İşin bu kısmı 11-B sınıfının zeki öğrencilerinin tamamının dikkatini çekmiş. Bu durum kabul edilemez, ufak bir çocuk Akif gibi bir büyüğüne böyle konuşamaz, bu işte bir yanlışlık olmalı diye itiraz ettiler. Bu, terbiyesizliktir, o zamanlar toplum ne haldeymiş, bu çocuk hiç mi mektep görmemiş, edep öğrenmemiş gibi yorumlar yaptılar.

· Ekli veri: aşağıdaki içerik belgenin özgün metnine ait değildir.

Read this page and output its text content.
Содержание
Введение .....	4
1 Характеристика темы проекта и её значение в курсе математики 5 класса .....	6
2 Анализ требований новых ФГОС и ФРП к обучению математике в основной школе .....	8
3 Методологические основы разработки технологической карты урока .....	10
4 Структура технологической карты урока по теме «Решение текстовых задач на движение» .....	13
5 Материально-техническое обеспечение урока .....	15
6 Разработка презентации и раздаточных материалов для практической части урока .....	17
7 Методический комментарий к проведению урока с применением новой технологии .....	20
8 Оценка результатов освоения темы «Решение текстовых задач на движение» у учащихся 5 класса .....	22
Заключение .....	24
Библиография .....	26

Bunların içinde Saliha´nın değerlendirmesi ayrıca dikkatimi çekti ve oldukça ilginçti:


´´Çocuk, Akif´e böyle karşılık vermiş olamaz. Şair, ölçüye ve kafiyeye uydurmak için böyle yazmış olamaz mı?´´ dedi.


Hakikaten olabilir miydi? Akif, kendisine yapılan bir hakareti şiirine alarak adeta ölümsüzleştirmiş olabilir miydi? Biz olsak aynı şeyi yapar mıyız?


Biliyoruz ki Akif, realist bir şairdir. Ne gördüyse onu yazmış, bir nevi ayna vazifesi görmüştür. Bu açıdan bakınca Akif´in olmayan bir şeyi yazması mümkün değil.


Hasan Zafer de ilave etti:


´´Hocam, bugün biz bir öğretmenimize böyle bir davranışta bulunsak bizi hemen disipline verirler ve gerekirse okuldan atarlar. Toplum olarak ileriye mi gidiyoruz, geriye mi gidiyoruz, vallaha pek anlayamadım,´´ diye görüşünü beyan etti.


Ben de, şahsım adına, bize yapılan böyle bir hakareti, saygısızlığı, terbiyesizliği? hoşgörüyle karşılayabilir miyiz? Akif´in sergilediği olgunluğu gösterebilir miyiz? Yoksa, şu terbiyesize bak, deyip hemencecik haddini mi bildiririz? diye düşündüm. Cidden zor bir durum. Siz ne dersiniz?


Hikayede, babasını kaybeden Hasan, hamallık yapmak istemiyor, okumak istiyor. Buna isyan ediyor. Lakin gerçekler çalışmasını icap ettiriyor. Kazan kaynayacak. Ailenin başka çaresi yok. Çaresizlik insana neler yaptırmıyor ki.
Allah kimseyi zor durumda bırakmasın.


Gerçekçi bir şair olan Akif, Hasan´a hiç kızmıyor. Mahcup olan anasını da teselli ediyor.


Hasan´a ve Hasan´ın şahsında bizlere şiirinde şunları söylüyür:


´´Kuzum, ayıp mı çalışmak, günah mı yük taşımak?


Ayıp: Dilencilik, işlerken el, yürürken ayak.´´


Evet, Akif´in de dediği gibi çalışmak ayıp değil, hamallık da günah değil. Ayıp olan sağlığın yerindeyken dilencilik yapmak.


Günümüzde, Hasan gibi çalışmak zorunda olan kaç çocuk var? Acaba bilenimiz var mı?


Bilmek için Akif gibi şöyle bir etrafımıza bakmak yeterli.